Port Washington North Board of Trustees plan to make a number of decisions on bed and breakfasts, parking spaces and government contracts before the end of the year.
The trustees agreed on Wednesday to hold these decisions for public hearing at their next meeting on Dec. 6.
Perhaps the most prominent of these was the issue of bed and breakfasts in the village. But what the bill regulated was far more complex, including the use of Airbnb and rules regarding the rental of properties.
“This isn’t simple,” Mayor Bob Weitzner said. “This is like 10 or 15 pages (added) to the village code.”
One of the major issues was with Mill Pond Acres. The property has condominiums intended for senior citizens. After some of the residents passed away, their apartments were left in a family trust and some have been rented out.

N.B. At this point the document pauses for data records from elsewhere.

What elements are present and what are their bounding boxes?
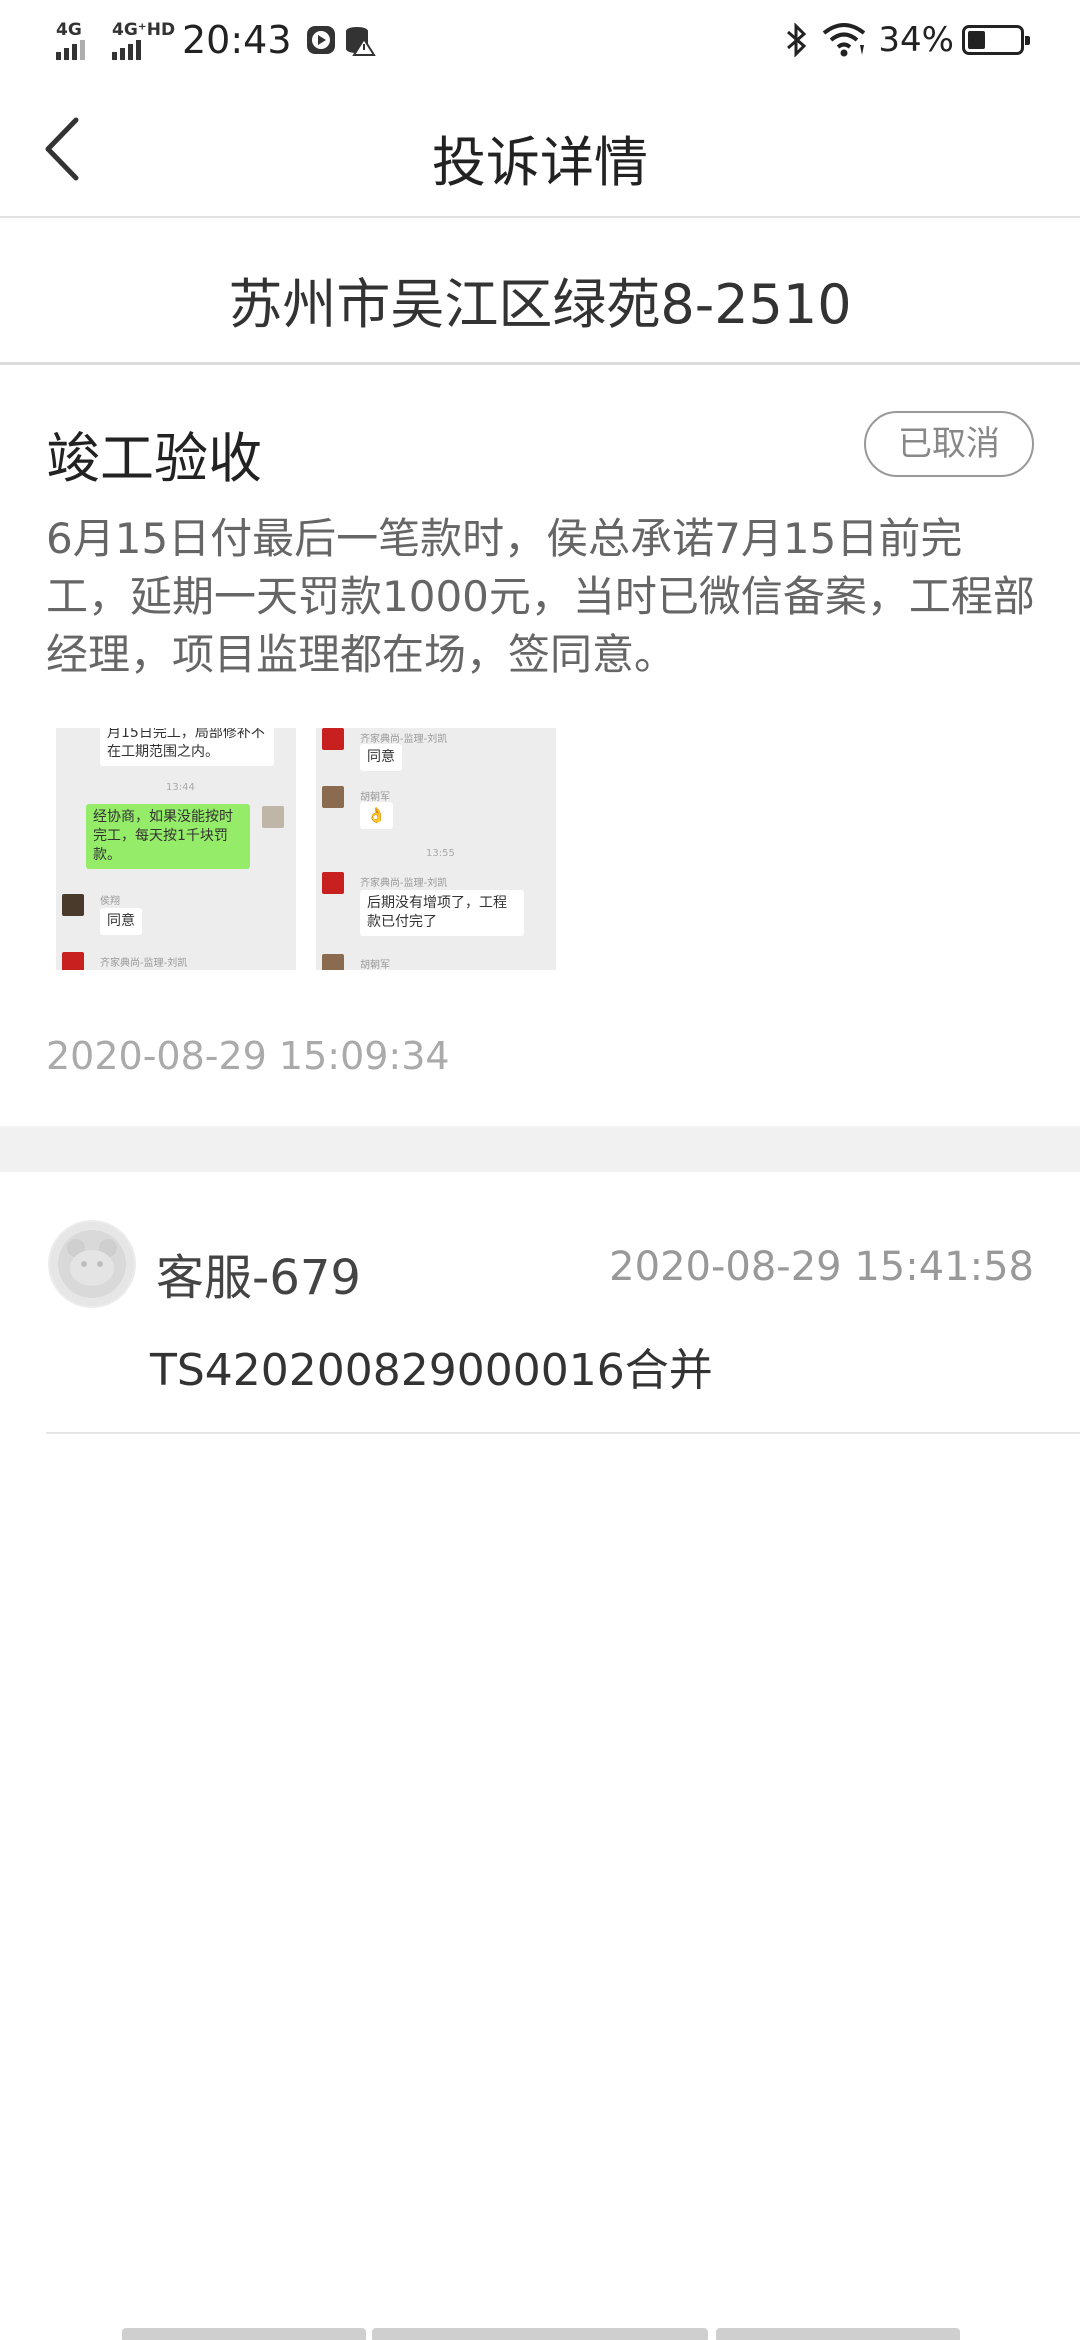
complaint-description: 6月15日付最后一笔款时，侯总承诺7月15日前完工，延期一天罚款1000元，当时… (46, 514, 1035, 679)
complaint-timestamp: 2020-08-29 15:09:34 (46, 1034, 450, 1078)
status-badge: 已取消 (864, 411, 1034, 477)
reply-timestamp: 2020-08-29 15:41:58 (609, 1244, 1034, 1290)
chat-emoji: 👌 (360, 802, 393, 829)
chat-message: 同意 (100, 908, 142, 935)
chat-avatar (322, 954, 344, 970)
chat-sender-name: 齐家典尚-监理-刘凯 (360, 878, 448, 889)
customer-service-avatar-icon (58, 1230, 126, 1298)
section-divider (0, 1126, 1080, 1172)
chat-message: 后期没有增项了，工程款已付完了 (360, 890, 524, 936)
network-label-2: 4G⁺HD (112, 20, 176, 40)
wifi-icon (823, 23, 866, 57)
chat-sender-name: 侯翔 (100, 896, 120, 907)
navigation-bar: 投诉详情 (0, 82, 1080, 218)
chat-avatar (322, 728, 344, 750)
complaint-category: 竣工验收 (46, 427, 262, 490)
attachment-image-2[interactable]: 齐家典尚-监理-刘凯 同意 胡朝军 👌 13:55 齐家典尚-监理-刘凯 后期没… (316, 728, 556, 970)
battery-percent: 34% (878, 20, 954, 60)
bluetooth-icon (787, 22, 807, 58)
divider (46, 1432, 1080, 1434)
chat-avatar (62, 894, 84, 916)
page-title: 投诉详情 (432, 131, 648, 194)
address-text: 苏州市吴江区绿苑8-2510 (228, 273, 852, 336)
chat-sender-name: 齐家典尚-监理-刘凯 (100, 958, 188, 969)
network-label-1: 4G (56, 20, 82, 40)
signal-icon-2: 4G⁺HD (112, 20, 175, 60)
data-warning-icon (345, 27, 376, 56)
media-play-icon (306, 26, 335, 54)
clock: 20:43 (182, 18, 292, 62)
bottom-indicator (122, 2328, 366, 2340)
battery-fill (968, 31, 985, 49)
chat-timestamp: 13:44 (166, 782, 195, 793)
chat-sender-name: 胡朝军 (360, 960, 390, 970)
chat-message: 月15日完工，局部修补不在工期范围之内。 (100, 728, 274, 766)
chat-message: 同意 (360, 744, 402, 771)
chat-avatar (322, 786, 344, 808)
status-right: 34% (782, 20, 1030, 60)
attachment-images: 月15日完工，局部修补不在工期范围之内。 13:44 经协商，如果没能按时完工，… (56, 728, 556, 970)
reply-author: 客服-679 (156, 1250, 361, 1306)
chat-avatar (62, 952, 84, 970)
chat-message-green: 经协商，如果没能按时完工，每天按1千块罚款。 (86, 804, 250, 869)
avatar (48, 1220, 136, 1308)
battery-icon (962, 25, 1030, 55)
chat-timestamp: 13:55 (426, 848, 455, 859)
bottom-indicator (716, 2328, 960, 2340)
chat-avatar (322, 872, 344, 894)
status-left: 4G 4G⁺HD 20:43 (56, 18, 376, 62)
attachment-image-1[interactable]: 月15日完工，局部修补不在工期范围之内。 13:44 经协商，如果没能按时完工，… (56, 728, 296, 970)
chat-sender-name: 齐家典尚-监理-刘凯 (360, 734, 448, 745)
reply-text: TS420200829000016合并 (150, 1345, 713, 1396)
chat-avatar (262, 806, 284, 828)
address-header: 苏州市吴江区绿苑8-2510 (0, 218, 1080, 365)
chat-sender-name: 胡朝军 (360, 792, 390, 803)
bottom-indicator (372, 2328, 708, 2340)
signal-icon-1: 4G (56, 20, 104, 60)
status-bar: 4G 4G⁺HD 20:43 34% (0, 0, 1080, 82)
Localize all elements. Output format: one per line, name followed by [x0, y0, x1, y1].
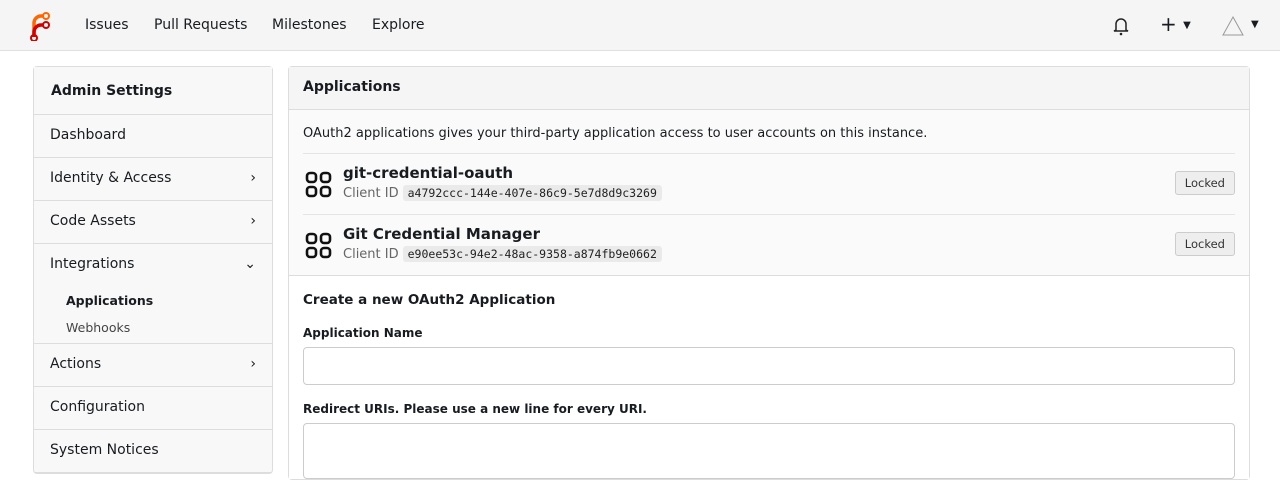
- page-title: Applications: [289, 67, 1249, 110]
- chevron-right-icon: ›: [250, 170, 256, 186]
- nav-pull-requests[interactable]: Pull Requests: [154, 17, 247, 33]
- locked-badge: Locked: [1174, 232, 1235, 256]
- apps-icon: [305, 171, 332, 198]
- description: OAuth2 applications gives your third-par…: [303, 126, 928, 141]
- form-title: Create a new OAuth2 Application: [303, 292, 556, 308]
- app-name: git-credential-oauth: [343, 164, 514, 182]
- sidebar-item-label: Integrations: [50, 256, 135, 272]
- nav-explore[interactable]: Explore: [372, 17, 425, 33]
- sidebar-item-dashboard[interactable]: Dashboard: [34, 115, 272, 158]
- bell-icon[interactable]: [1112, 16, 1130, 36]
- top-navbar: Issues Pull Requests Milestones Explore …: [0, 0, 1280, 51]
- app-name: Git Credential Manager: [343, 225, 540, 243]
- chevron-down-icon[interactable]: ▼: [1251, 19, 1259, 30]
- sidebar-item-system-notices[interactable]: System Notices: [34, 430, 272, 473]
- nav-issues[interactable]: Issues: [85, 17, 129, 33]
- sidebar-item-label: Actions: [50, 356, 102, 372]
- create-app-form: Create a new OAuth2 Application Applicat…: [289, 275, 1249, 479]
- sidebar-item-integrations[interactable]: Integrations ⌄: [34, 244, 272, 287]
- user-avatar[interactable]: [1221, 15, 1245, 37]
- create-plus-icon[interactable]: + ▼: [1160, 12, 1191, 36]
- chevron-right-icon: ›: [250, 356, 256, 372]
- client-id-value: a4792ccc-144e-407e-86c9-5e7d8d9c3269: [402, 185, 662, 201]
- sidebar-item-label: System Notices: [50, 442, 159, 458]
- locked-badge: Locked: [1174, 171, 1235, 195]
- sidebar-subitem-webhooks[interactable]: Webhooks: [34, 314, 272, 344]
- nav-milestones[interactable]: Milestones: [272, 17, 347, 33]
- app-name-label: Application Name: [303, 326, 423, 340]
- admin-sidebar: Admin Settings Dashboard Identity & Acce…: [33, 66, 273, 474]
- sidebar-item-identity-access[interactable]: Identity & Access ›: [34, 158, 272, 201]
- sidebar-item-label: Code Assets: [50, 213, 136, 229]
- chevron-down-icon: ⌄: [244, 256, 256, 272]
- list-item: Git Credential Manager Client ID e90ee53c…: [303, 214, 1235, 275]
- apps-icon: [305, 232, 332, 259]
- app-name-input[interactable]: [303, 347, 1235, 385]
- sidebar-item-label: Identity & Access: [50, 170, 172, 186]
- list-item: git-credential-oauth Client ID a4792ccc-1…: [303, 153, 1235, 214]
- sidebar-title: Admin Settings: [34, 67, 272, 115]
- chevron-right-icon: ›: [250, 213, 256, 229]
- client-id: Client ID a4792ccc-144e-407e-86c9-5e7d8d9…: [343, 185, 662, 201]
- sidebar-item-code-assets[interactable]: Code Assets ›: [34, 201, 272, 244]
- redirect-uris-label: Redirect URIs. Please use a new line for…: [303, 402, 647, 416]
- client-id-value: e90ee53c-94e2-48ac-9358-a874fb9e0662: [402, 246, 662, 262]
- forgejo-logo[interactable]: [26, 11, 52, 41]
- client-id-label: Client ID: [343, 186, 399, 201]
- client-id-label: Client ID: [343, 247, 399, 262]
- redirect-uris-textarea[interactable]: [303, 423, 1235, 479]
- sidebar-item-actions[interactable]: Actions ›: [34, 344, 272, 387]
- sidebar-item-configuration[interactable]: Configuration: [34, 387, 272, 430]
- sidebar-item-label: Dashboard: [50, 127, 126, 143]
- sidebar-subitem-applications[interactable]: Applications: [34, 287, 272, 314]
- applications-panel: Applications OAuth2 applications gives y…: [288, 66, 1250, 480]
- client-id: Client ID e90ee53c-94e2-48ac-9358-a874fb9…: [343, 246, 662, 262]
- sidebar-item-label: Configuration: [50, 399, 145, 415]
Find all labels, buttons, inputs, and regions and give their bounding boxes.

Weitzner did not want the village code to be overly complicated and did not want to require residents to ask the village for permission to rent a property. Some trustees wondered if Mill Pond Acres should deal with the rental situation instead of the village. But village attorney Stuart Besen said there had to be some kind of guidance in the code.
“Right now the village has zero on the books,” he said. “There is no regulation, no code items, nothing.”
The trustees agreed to look over the code and would open the topic for public hearing at the December meeting.
They did agree to replace a water meter at Bay Walk Park, at a cost of about $327.
Another measure considered by the trustees was whether to officially oppose the elimination of the state and local tax deduction as part of Congress’ federal tax reform. Other North Shore villages like Rosyln and Great Neck Plaza have officially opposed it, as did Rep. Tom Suozzi (D-Glen Cove) on Thursday.
“It’s going to hurt New York, it’s going to hurt Long Island, it’s going to hurt Nassau County and it’s going to hurt Port Washington North,” Weitzner said. The board passed the measure and Weitzner said he would send a letter to Suozzi announcing Port Washington North’s opposition.
They also decided to hold public hearings for a handicap parking space on Smull Place and the Fire Department’s contract at the December meeting.